Dr. Sheppard records the unfolding investigation in a personal manuscript with mounting mistrust of Poirot’s techniques. Poirot confides in Dr. Sheppard less and less. As Poirot fits together the puzzle pieces using evidence and knowledge of human behavior, a composite of the killer emerges. Poirot paints a psychological portrait of the blackmailer—a once-decent but now-weak man who can’t resist the temptation to extort a rich widow and who pushes her too far.

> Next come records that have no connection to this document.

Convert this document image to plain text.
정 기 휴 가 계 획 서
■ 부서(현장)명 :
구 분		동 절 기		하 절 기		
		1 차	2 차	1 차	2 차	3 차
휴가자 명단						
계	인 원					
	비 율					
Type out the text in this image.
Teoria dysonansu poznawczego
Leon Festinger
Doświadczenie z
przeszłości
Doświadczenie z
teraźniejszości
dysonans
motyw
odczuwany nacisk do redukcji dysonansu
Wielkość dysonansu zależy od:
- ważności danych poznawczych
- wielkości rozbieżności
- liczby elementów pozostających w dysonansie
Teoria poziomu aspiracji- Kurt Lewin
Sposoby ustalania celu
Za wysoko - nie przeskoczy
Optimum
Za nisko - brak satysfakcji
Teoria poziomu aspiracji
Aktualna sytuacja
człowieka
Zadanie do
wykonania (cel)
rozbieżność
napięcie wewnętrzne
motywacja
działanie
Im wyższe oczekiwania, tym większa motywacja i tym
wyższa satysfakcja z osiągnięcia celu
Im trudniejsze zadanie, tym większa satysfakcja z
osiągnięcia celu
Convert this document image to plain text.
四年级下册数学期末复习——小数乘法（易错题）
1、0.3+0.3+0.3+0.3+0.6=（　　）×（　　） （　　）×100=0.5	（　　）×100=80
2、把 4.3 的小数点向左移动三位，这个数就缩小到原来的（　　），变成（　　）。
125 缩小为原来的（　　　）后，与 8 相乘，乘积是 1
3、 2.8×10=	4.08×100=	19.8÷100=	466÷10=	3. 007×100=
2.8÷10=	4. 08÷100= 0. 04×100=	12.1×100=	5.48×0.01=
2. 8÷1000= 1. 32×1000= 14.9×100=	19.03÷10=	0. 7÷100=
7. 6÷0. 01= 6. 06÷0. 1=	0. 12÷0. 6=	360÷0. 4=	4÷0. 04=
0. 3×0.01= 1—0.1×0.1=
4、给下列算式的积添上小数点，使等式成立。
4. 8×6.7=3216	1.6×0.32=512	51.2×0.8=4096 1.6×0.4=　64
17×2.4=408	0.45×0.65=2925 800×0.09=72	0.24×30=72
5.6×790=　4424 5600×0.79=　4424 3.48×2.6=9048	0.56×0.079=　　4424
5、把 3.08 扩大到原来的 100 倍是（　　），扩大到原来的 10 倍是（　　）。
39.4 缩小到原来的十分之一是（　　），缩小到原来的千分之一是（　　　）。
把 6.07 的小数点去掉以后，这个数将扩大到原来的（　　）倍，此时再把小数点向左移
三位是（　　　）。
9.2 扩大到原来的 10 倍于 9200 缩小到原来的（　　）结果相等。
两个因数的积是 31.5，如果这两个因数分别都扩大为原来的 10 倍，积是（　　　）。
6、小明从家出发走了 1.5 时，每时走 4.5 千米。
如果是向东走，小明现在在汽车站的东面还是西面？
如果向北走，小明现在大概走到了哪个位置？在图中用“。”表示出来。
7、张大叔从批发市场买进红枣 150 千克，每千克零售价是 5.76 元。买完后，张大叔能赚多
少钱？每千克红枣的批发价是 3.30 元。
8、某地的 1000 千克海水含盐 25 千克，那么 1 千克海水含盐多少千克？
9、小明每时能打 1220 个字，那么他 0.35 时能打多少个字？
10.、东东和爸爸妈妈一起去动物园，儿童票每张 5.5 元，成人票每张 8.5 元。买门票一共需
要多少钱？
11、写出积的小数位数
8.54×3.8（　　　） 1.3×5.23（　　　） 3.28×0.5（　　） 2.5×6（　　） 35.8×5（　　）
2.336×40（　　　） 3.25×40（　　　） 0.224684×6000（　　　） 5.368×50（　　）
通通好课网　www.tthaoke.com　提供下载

Poirot postulates that as this man faced exposure for his crime, the man became desperate and killed the person who stood to ruin him.

Poirot concludes his investigation and assembles the family and staff, where he challenges everyone in the room that they have until the next day to come forward, at which time he will reveal the murderer to the police. Poirot’s warning, however, is only aimed at Dr. Sheppard. Poirot then privately tells Dr. Sheppard that he has identified him as Mrs. Ferrars’s blackmailer and Roger’s killer. Dr. Sheppard scoffs, and Poirot lays out the entire scenario of motive, means, and opportunity, offering Dr. Sheppard one alternative to arrest and conviction. Dr. Sheppard finishes his manuscript with the details of his crime and his confession. He then overdoses using the same poison that killed Mrs. Ferrars.